I look up to see Constable Topham. He kneels down, puts a hand on my shoulder and asks if I am okay.

‘Paul!' I say, relieved to see a familiar face. ‘There's been an accident. Some sort of mistake. Luke's hurt and they've shot Greg.'

He looks at me gravely, clearly being careful to choose his words. I look at him, confused.

‘It's not looking like that, Rosie,' he eventually manages. ‘There's pretty strong evidence to suggest it was no accident. He had a knife.'

I hear the words but am not able to process them. But what about my boy? My baby boy.

Shaking, I pick up the phone to call my friend Ben. I get his answering machine. ‘Luke's really badly injured,' I say. ‘Call me.'

And without anyone telling me, I know. I know that Luke is dead. Of course he is dead. He has to be dead. There is no other possible outcome. I feel numb.

Two police officers approach.

‘Don't tell me,' I say, before they can speak, staring beyond them. ‘You can't tell me. You have to tell Ben.'

I call my parents in England. It's early morning there. ‘Luke's been killed. Greg has killed him. You need to come.' The words spill out of me. I don't remember their response.

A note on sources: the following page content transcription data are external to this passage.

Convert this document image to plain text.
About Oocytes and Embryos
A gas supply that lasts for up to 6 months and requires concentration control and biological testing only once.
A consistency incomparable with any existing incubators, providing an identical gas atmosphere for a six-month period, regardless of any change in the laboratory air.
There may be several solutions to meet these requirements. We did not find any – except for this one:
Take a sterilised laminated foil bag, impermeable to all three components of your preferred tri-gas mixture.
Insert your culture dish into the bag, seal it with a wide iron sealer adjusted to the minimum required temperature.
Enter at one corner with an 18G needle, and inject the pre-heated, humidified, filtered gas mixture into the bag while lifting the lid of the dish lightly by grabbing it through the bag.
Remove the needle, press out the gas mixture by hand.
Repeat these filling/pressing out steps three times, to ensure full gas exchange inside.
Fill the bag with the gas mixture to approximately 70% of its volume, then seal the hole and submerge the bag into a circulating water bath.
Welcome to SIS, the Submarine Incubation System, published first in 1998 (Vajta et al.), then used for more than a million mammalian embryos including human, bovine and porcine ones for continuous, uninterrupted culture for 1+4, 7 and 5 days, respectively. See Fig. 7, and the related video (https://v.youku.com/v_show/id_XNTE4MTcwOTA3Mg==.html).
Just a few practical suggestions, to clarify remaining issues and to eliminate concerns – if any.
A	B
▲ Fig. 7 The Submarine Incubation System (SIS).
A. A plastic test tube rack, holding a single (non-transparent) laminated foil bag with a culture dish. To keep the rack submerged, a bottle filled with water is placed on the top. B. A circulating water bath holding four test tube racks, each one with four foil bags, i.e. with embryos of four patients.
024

I ask about Greg and someone tells me he's been seriously injured. ‘Just let him die!' I say to no one in particular. ‘For God's sake, just let him die. He won't want to be alive.'

A policeman called Wayne comes and sits down next to me. He puts a hand on my shoulder, a gesture of tenderness that I remember to this day. He didn't know me, but he knew enough to know not to speak. What words do you even use? At a certain point, he convinces me to get up from the ground and go and sit in the back of the police car. He explains we are all witnesses to a major crime, and as such, we all have to be kept separate until our statements can be taken.

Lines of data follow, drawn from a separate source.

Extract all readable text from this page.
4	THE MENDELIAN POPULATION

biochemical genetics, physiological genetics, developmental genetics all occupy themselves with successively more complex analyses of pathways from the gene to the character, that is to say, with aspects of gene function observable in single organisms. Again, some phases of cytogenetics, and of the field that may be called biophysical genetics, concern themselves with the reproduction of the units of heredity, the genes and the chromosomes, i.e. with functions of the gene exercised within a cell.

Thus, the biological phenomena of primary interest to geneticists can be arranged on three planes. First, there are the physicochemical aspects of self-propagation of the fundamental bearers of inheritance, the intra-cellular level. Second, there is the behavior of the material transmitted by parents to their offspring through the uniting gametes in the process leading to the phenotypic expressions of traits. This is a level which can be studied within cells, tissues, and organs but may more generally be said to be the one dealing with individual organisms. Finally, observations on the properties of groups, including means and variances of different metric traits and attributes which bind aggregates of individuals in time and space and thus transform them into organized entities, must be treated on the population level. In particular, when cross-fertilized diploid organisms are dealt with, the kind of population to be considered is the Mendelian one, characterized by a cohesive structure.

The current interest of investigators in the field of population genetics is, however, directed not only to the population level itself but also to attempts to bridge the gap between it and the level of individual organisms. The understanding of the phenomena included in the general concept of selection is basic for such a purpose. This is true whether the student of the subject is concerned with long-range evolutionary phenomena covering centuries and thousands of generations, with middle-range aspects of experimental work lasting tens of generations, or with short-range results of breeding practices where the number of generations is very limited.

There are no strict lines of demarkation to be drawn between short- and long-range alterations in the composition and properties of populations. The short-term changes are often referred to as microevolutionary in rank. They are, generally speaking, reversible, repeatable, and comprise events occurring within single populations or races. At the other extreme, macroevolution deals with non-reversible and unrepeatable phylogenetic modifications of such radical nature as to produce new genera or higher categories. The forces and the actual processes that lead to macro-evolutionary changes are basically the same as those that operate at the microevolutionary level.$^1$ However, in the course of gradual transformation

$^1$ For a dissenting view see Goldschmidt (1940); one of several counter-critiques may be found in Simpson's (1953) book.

I don't know how long I sit in the back of the police car. A matter of hours. My phone keeps buzzing with a barrage of texts and phone calls until eventually the battery goes flat.

I sit there thinking I should cancel the work appointments I had scheduled for the next day. And then I think how, in a matter of minutes, I have become one of those people; one of those horror stories. I've joined those ranks – of the mother whose three little boys were driven into a dam by her husband, of the mum whose little girl was thrown off the West Gate Bridge. I am one of those worst-things-that-have-ever-happened stories. That is my life now, it is my journey and there is nothing I can do to turn any of it back.

At some point, I need to go to the toilet. Wayne explains he has to escort me, and so he walks me into the clubhouse. As I enter, I am met with a wall of blue uniforms. Police seem to have materialised out of nowhere. There are plain clothes, uniformed and high-ranking officers, and I look on, bemused. What are they talking about? Why have they
gathered in such numbers? Why, when Luke and I needed police to protect us, could we barely muster their interest, but now, when it is too late, there is a small army of them? I feel my hackles rise.